Self-hosted AI coding agent orchestrator. Turn Slack messages into tested, reviewed PRs with pipeline automation, browser verification, and cost tracking.

Quick Start (Docker: local or docker runtime)

git clone https://github.com/chocksy/gooseherd.git
cd gooseherd
cp .env.example .env   # edit with your tokens
docker compose up -d
open http://localhost:8787

Or use make docker to build from source (includes sandbox image):

make docker

Quick Start (npm)

Requires Node.js 22+ and PostgreSQL 15+.

git clone https://github.com/chocksy/gooseherd.git
cd gooseherd
npm install
cp .env.example .env   # edit with your tokens

# Start PostgreSQL (if not already running):
docker run -d --name gooseherd-pg -e POSTGRES_USER=gooseherd \
  -e POSTGRES_PASSWORD=gooseherd -e POSTGRES_DB=gooseherd \
  -p 5432:5432 postgres:17-alpine

npm run dev
open http://localhost:8787

Add DATABASE_URL=postgres://gooseherd:gooseherd@localhost:5432/gooseherd to your .env when running outside Docker Compose.

How It Works

  1. Command via Slack — mention the bot with a task and target repo.
  2. Pipeline runs — clones repo, runs your AI agent, validates, commits, pushes.
  3. PR opens — with changed files, cost tracking, and optional browser verification.

Command Syntax

@gooseherd run owner/repo | Fix the flaky billing spec
@gooseherd run owner/repo@staging | Add nil guard on billing page
@gooseherd status
@gooseherd tail

Thread follow-ups reuse the repo from the latest run in that thread:

@gooseherd retry
@gooseherd base=main retry

Slack App Setup

  1. Create app at https://api.slack.com/apps
  2. Enable Socket Mode (no public webhook needed).
  3. Add bot token scopes: app_mentions:read, channels:history, chat:write
  4. Install to your workspace.
  5. Copy tokens into .env:
    • SLACK_BOT_TOKEN (xoxb-...)
    • SLACK_APP_TOKEN (xapp-...)
    • SLACK_SIGNING_SECRET

GitHub Setup

Provide GITHUB_TOKEN with repo write + PR permissions (for DRY_RUN=false).

Optional controls:

  • REPO_ALLOWLIST=yourorg/yourrepo — restrict which repos the bot can target
  • GITHUB_DEFAULT_OWNER=yourorg — default owner when only repo name is given

Agent Configuration

AGENT_COMMAND_TEMPLATE is fully configurable.
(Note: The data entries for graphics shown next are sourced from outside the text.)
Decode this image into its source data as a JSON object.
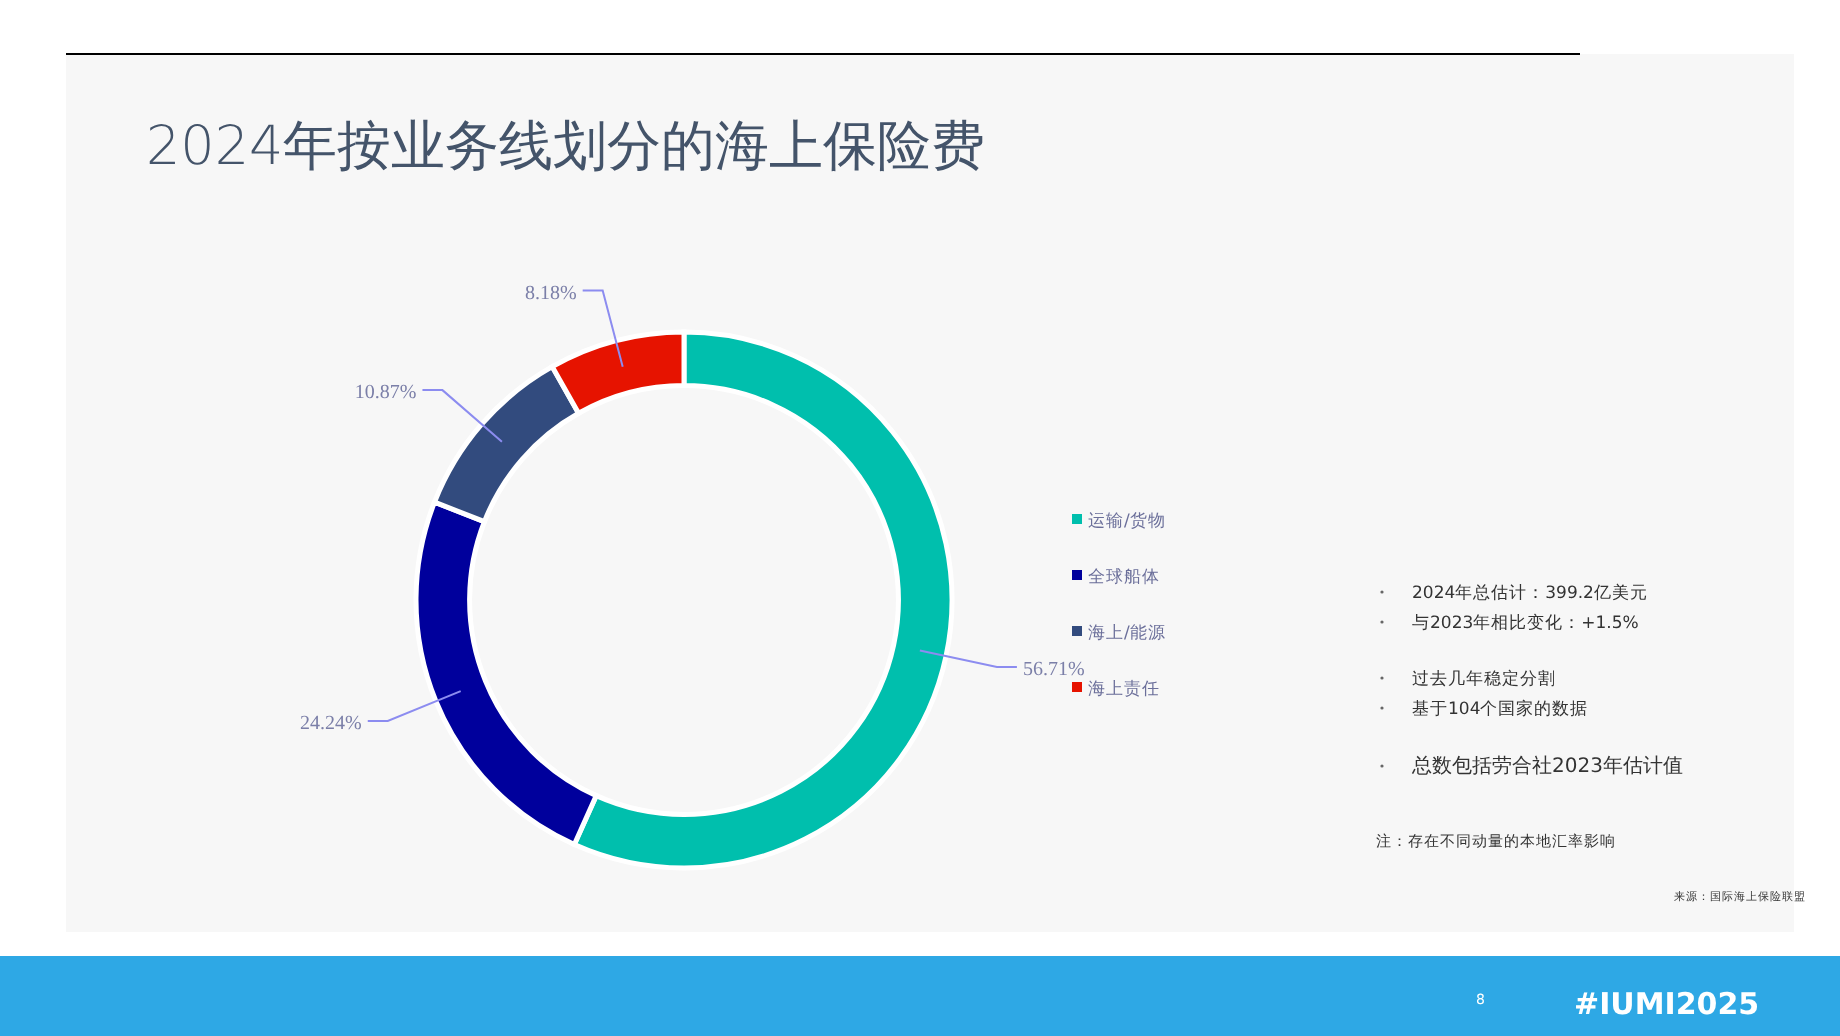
{
  "chart_data": {
    "type": "donut",
    "title": "2024年按业务线划分的海上保险费",
    "categories": [
      "运输/货物",
      "全球船体",
      "海上/能源",
      "海上责任"
    ],
    "values": [
      56.71,
      24.24,
      10.87,
      8.18
    ],
    "value_labels": [
      "56.71%",
      "24.24%",
      "10.87%",
      "8.18%"
    ],
    "colors": [
      "#00bfad",
      "#00009c",
      "#324b7e",
      "#e61300"
    ],
    "legend": "right",
    "annotations": [
      "2024年总估计：399.2亿美元",
      "与2023年相比变化：+1.5%",
      "过去几年稳定分割",
      "基于104个国家的数据",
      "总数包括劳合社2023年估计值",
      "注：存在不同动量的本地汇率影响",
      "来源：国际海上保险联盟",
      "8",
      "#IUMI2025"
    ]
  }
}
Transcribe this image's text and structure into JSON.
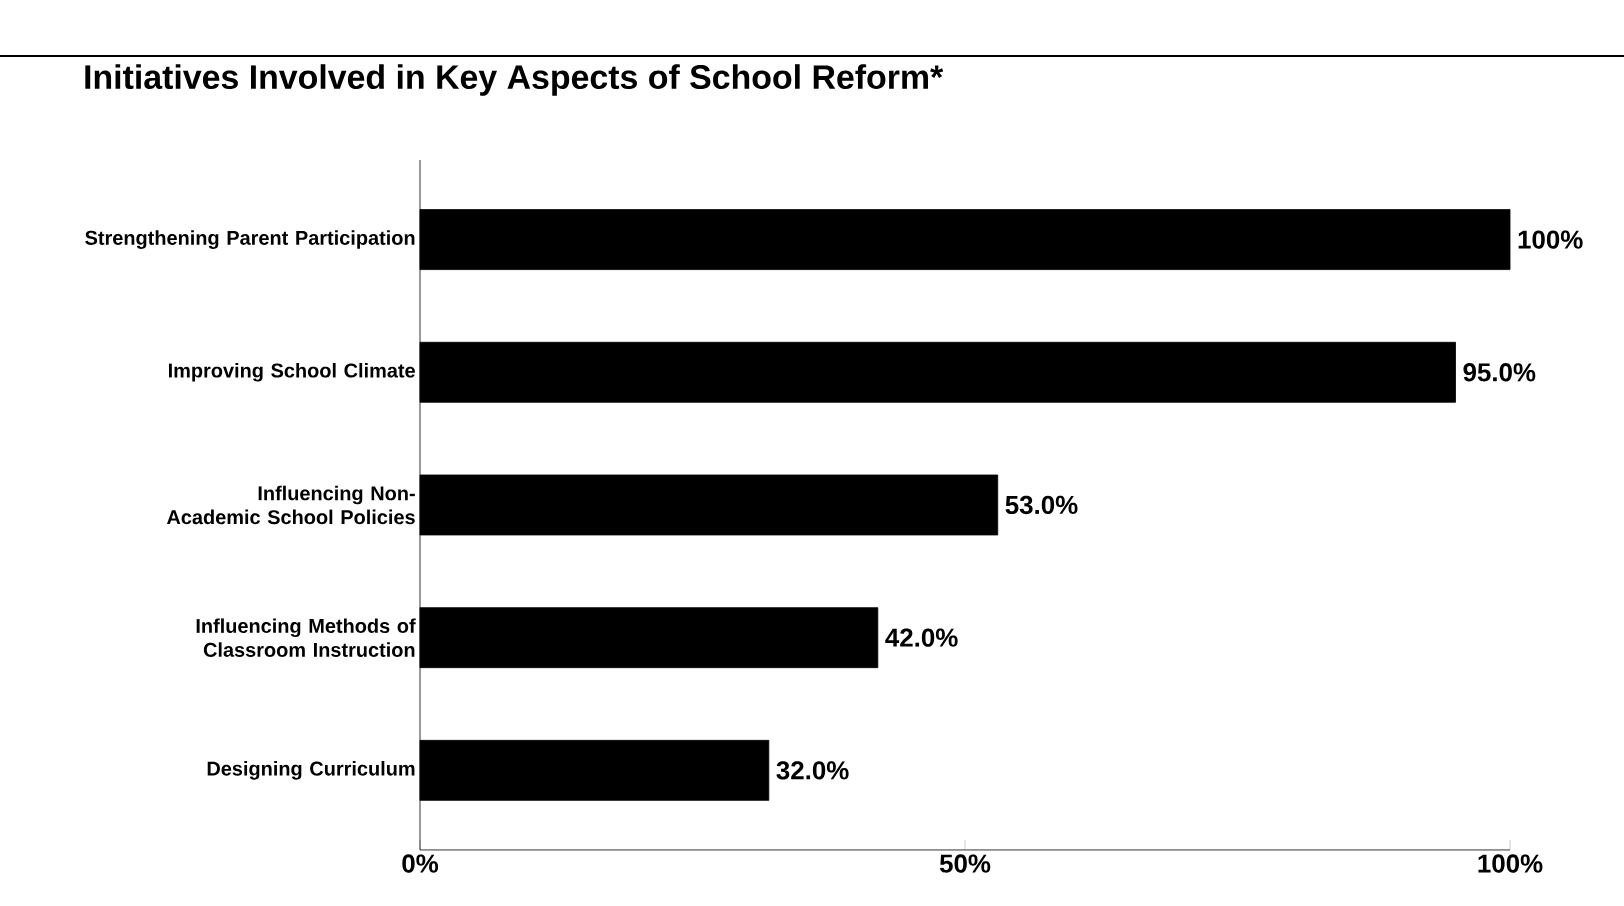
{
  "chart_data": {
    "type": "bar",
    "orientation": "horizontal",
    "title": "Initiatives Involved in Key Aspects of School Reform*",
    "categories": [
      "Strengthening Parent Participation",
      "Improving School Climate",
      "Influencing Non-Academic School Policies",
      "Influencing Methods of Classroom Instruction",
      "Designing Curriculum"
    ],
    "values": [
      100,
      95,
      53,
      42,
      32
    ],
    "value_labels": [
      "100%",
      "95.0%",
      "53.0%",
      "42.0%",
      "32.0%"
    ],
    "color": "#000000",
    "xlim": [
      0,
      100
    ],
    "xticks": [
      {
        "value": 0,
        "label": "0%"
      },
      {
        "value": 50,
        "label": "50%"
      },
      {
        "value": 100,
        "label": "100%"
      }
    ]
  }
}
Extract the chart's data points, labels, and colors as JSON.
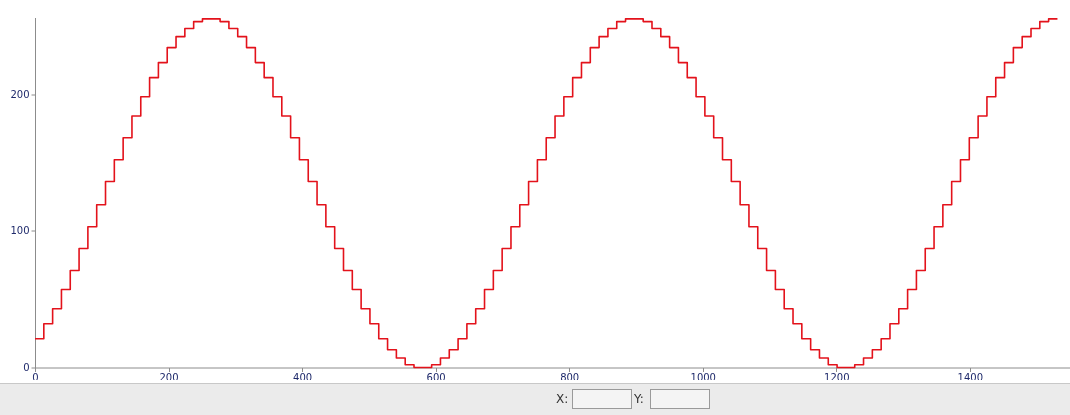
{
  "chart_data": {
    "type": "step",
    "xlim": [
      0,
      1550
    ],
    "ylim": [
      0,
      256
    ],
    "xticks": [
      0,
      200,
      400,
      600,
      800,
      1000,
      1200,
      1400
    ],
    "yticks": [
      0,
      100,
      200
    ],
    "grid": false,
    "marker": "none",
    "line_style": "solid",
    "annotations": [
      "X:",
      "Y:"
    ],
    "x": [
      0,
      13.2,
      26.4,
      39.6,
      52.8,
      66,
      79.2,
      92.4,
      105.6,
      118.8,
      132,
      145.2,
      158.4,
      171.6,
      184.8,
      198,
      211.2,
      224.4,
      237.6,
      250.8,
      264,
      277.2,
      290.4,
      303.6,
      316.8,
      330,
      343.2,
      356.4,
      369.6,
      382.8,
      396,
      409.2,
      422.4,
      435.6,
      448.8,
      462,
      475.2,
      488.4,
      501.6,
      514.8,
      528,
      541.2,
      554.4,
      567.6,
      580.8,
      594,
      607.2,
      620.4,
      633.6,
      646.8,
      660,
      673.2,
      686.4,
      699.6,
      712.8,
      726,
      739.2,
      752.4,
      765.6,
      778.8,
      792,
      805.2,
      818.4,
      831.6,
      844.8,
      858,
      871.2,
      884.4,
      897.6,
      910.8,
      924,
      937.2,
      950.4,
      963.6,
      976.8,
      990,
      1003.2,
      1016.4,
      1029.6,
      1042.8,
      1056,
      1069.2,
      1082.4,
      1095.6,
      1108.8,
      1122,
      1135.2,
      1148.4,
      1161.6,
      1174.8,
      1188,
      1201.2,
      1214.4,
      1227.6,
      1240.8,
      1254,
      1267.2,
      1280.4,
      1293.6,
      1306.8,
      1320,
      1333.2,
      1346.4,
      1359.6,
      1372.8,
      1386,
      1399.2,
      1412.4,
      1425.6,
      1438.8,
      1452,
      1465.2,
      1478.4,
      1491.6,
      1504.8,
      1518,
      1531.2
    ],
    "series": [
      {
        "color": "#e3121b",
        "values": [
          21,
          32,
          43,
          57,
          71,
          87,
          103,
          119,
          136,
          152,
          168,
          184,
          198,
          212,
          223,
          234,
          242,
          248,
          253,
          255,
          255,
          253,
          248,
          242,
          234,
          223,
          212,
          198,
          184,
          168,
          152,
          136,
          119,
          103,
          87,
          71,
          57,
          43,
          32,
          21,
          13,
          7,
          2,
          0,
          0,
          2,
          7,
          13,
          21,
          32,
          43,
          57,
          71,
          87,
          103,
          119,
          136,
          152,
          168,
          184,
          198,
          212,
          223,
          234,
          242,
          248,
          253,
          255,
          255,
          253,
          248,
          242,
          234,
          223,
          212,
          198,
          184,
          168,
          152,
          136,
          119,
          103,
          87,
          71,
          57,
          43,
          32,
          21,
          13,
          7,
          2,
          0,
          0,
          2,
          7,
          13,
          21,
          32,
          43,
          57,
          71,
          87,
          103,
          119,
          136,
          152,
          168,
          184,
          198,
          212,
          223,
          234,
          242,
          248,
          253,
          255,
          255
        ]
      }
    ]
  }
}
Placeholders are shell-escaped:

Placeholder Description
{{repo_dir}} Cloned repo directory
{{prompt_file}} Task file path
{{task_file}} Same as prompt_file
{{run_id}} Unique run identifier
{{repo_slug}} owner/repo

Default uses scripts/dummy-agent.sh — a safe no-op test stub that creates a file and a screenshot without touching real code. Switch to your agent for real runs (the sandbox image ships with all of these pre-installed):

# pi-agent (OPENROUTER_API_KEY)
AGENT_COMMAND_TEMPLATE='cd {{repo_dir}} && pi -p @{{prompt_file}} --no-session --mode json'

# Goose (OPENROUTER_API_KEY)
AGENT_COMMAND_TEMPLATE='cd {{repo_dir}} && goose run --no-session -i {{prompt_file}}'

# OpenAI Codex CLI (CODEX_API_KEY)
AGENT_COMMAND_TEMPLATE='cd {{repo_dir}} && codex exec --full-auto "$(cat {{prompt_file}})"'

# Claude Code CLI (ANTHROPIC_API_KEY)
AGENT_COMMAND_TEMPLATE='cd {{repo_dir}} && claude -p "$(cat {{prompt_file}})" --allowedTools "Read,Edit,Write,Bash,Grep,Glob"'

# Cursor Agent CLI (CURSOR_API_KEY)
AGENT_COMMAND_TEMPLATE='cd {{repo_dir}} && cursor-agent "$(cat {{prompt_file}})" --no-interactive'

Dashboard

Built-in run inspector at http://localhost:8787:

  • Live run status and phase tracking
  • Tail logs, changed files view
  • Run feedback (+1/-1 + notes)
  • One-click retry for failed runs
  • Cost tracking per run

Local Trigger (No Slack)

npm run local:trigger -- yourorg/yourrepo@main "make footer full width"

Deployment

See docs/deployment.md for the full deployment guide — all environment variables, feature toggles, production tips, and docker-compose configuration.

For DevOps teams preparing a Kubernetes deployment contract, see docs/installation-kubernetes.md.

Architecture

See docs/architecture.md for the full system diagram — pipeline engine, 19 node handlers, YAML pipeline composition, and the observer auto-trigger system.

Sandbox (optional)

Run each agent in an isolated Docker container:

# Build the sandbox image
make docker-sandbox

# Runtime mode in .env
SANDBOX_RUNTIME=local
# or
SANDBOX_RUNTIME=docker
SANDBOX_HOST_WORK_PATH=/absolute/path/to/.work

Or build everything at once with make docker.

Use this path when Gooseherd itself is running outside Kubernetes and you want local app execution or Docker sandbox execution.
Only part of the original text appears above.